Daartoe mogen de tanden van de hark het voeder niet over de grond slepen, maar moeten ze het een beetje optillen. De afstand tussen de tanden en de bodem moet 3,5 cm bedragen aan het begin van het harkproces en 2 cm aan het einde van het harkproces. Deze welving naar de zwadzijde toe garandeert schoon harkwerk met een zo gering mogelijke vuilindringing over de gehele werkbreedte tot aan de afleg op het zwad. Om ervoor te zorgen dat de ingestelde afstand onder alle bedrijfsomstandigheden wordt aangehouden, is een uitgekiende bodemvolging vereist.
Met onze TOP zwadharken kunt u het voeder zonder verontreiniging op het zwad harken dankzij de unieke bodemvolging en de precieze rotorkanteling op de tandemassen van het harkonderstel.

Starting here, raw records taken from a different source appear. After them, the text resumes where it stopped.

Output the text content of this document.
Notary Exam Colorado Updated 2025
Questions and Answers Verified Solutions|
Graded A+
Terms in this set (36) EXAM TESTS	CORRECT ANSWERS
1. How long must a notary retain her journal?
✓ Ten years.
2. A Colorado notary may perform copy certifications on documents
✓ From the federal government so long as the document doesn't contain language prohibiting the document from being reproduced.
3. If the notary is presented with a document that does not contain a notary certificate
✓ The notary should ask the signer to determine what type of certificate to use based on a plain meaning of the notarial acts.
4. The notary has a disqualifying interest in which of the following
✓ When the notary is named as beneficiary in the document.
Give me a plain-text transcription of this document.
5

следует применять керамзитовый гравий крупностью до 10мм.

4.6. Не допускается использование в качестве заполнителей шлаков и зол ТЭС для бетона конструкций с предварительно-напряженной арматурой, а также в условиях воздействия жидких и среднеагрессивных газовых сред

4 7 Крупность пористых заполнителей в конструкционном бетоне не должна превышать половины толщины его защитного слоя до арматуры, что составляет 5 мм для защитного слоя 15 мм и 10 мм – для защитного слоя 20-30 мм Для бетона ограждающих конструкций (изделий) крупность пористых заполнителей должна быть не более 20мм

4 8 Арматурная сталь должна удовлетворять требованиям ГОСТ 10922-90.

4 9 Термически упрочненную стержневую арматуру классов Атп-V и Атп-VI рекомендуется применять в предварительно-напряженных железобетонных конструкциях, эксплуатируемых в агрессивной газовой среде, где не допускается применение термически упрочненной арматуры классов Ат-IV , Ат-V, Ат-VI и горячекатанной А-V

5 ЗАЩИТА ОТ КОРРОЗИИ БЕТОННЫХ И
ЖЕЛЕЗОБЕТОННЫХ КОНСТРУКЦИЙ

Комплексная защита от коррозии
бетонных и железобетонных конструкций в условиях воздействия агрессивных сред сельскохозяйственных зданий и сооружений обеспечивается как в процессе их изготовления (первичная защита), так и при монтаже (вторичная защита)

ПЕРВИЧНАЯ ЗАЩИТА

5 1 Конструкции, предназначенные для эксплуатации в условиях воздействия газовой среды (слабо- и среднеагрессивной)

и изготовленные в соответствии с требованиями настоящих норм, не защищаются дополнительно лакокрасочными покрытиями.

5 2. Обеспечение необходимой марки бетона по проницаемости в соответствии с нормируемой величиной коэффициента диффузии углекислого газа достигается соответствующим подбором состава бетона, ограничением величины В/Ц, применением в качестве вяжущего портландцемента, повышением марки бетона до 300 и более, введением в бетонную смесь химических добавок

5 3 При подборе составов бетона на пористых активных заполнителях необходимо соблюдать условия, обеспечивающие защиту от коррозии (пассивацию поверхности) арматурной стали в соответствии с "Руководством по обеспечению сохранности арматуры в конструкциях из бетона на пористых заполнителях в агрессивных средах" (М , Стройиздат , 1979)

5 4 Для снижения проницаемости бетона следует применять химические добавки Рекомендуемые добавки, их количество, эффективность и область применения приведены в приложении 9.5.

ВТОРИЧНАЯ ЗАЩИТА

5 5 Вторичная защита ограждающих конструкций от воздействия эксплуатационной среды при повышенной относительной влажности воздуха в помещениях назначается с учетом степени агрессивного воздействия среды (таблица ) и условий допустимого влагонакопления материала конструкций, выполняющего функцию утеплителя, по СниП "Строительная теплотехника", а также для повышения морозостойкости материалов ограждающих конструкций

De tastwielen van het binnenste onderstel van een zwadhark reageren pas op naderende oneffenheden in de bodem als het al te laat is voor de tanden. Ongeacht of het een onderstel met drie of met zes wielen betreft, door de breedte van de tandenkam grijpt het voorste wiel slechts ongeveer driekwart meter achter de aangrijping van de eerste tand aan.
Het enige dat hier helpt is een tastwiel dat voor de tanden loopt. Het MULTITAST wiel van PÖTTINGER detecteert oneffenheden in de bodem in een vroeg stadium en brengt de rotor omhoog in geval van een helling. Het zorgt voor de optimale afstand tussen de tanden en de bodem. Samen met een breed rotoronderstel is een soepele loop van de rotoren gegarandeerd.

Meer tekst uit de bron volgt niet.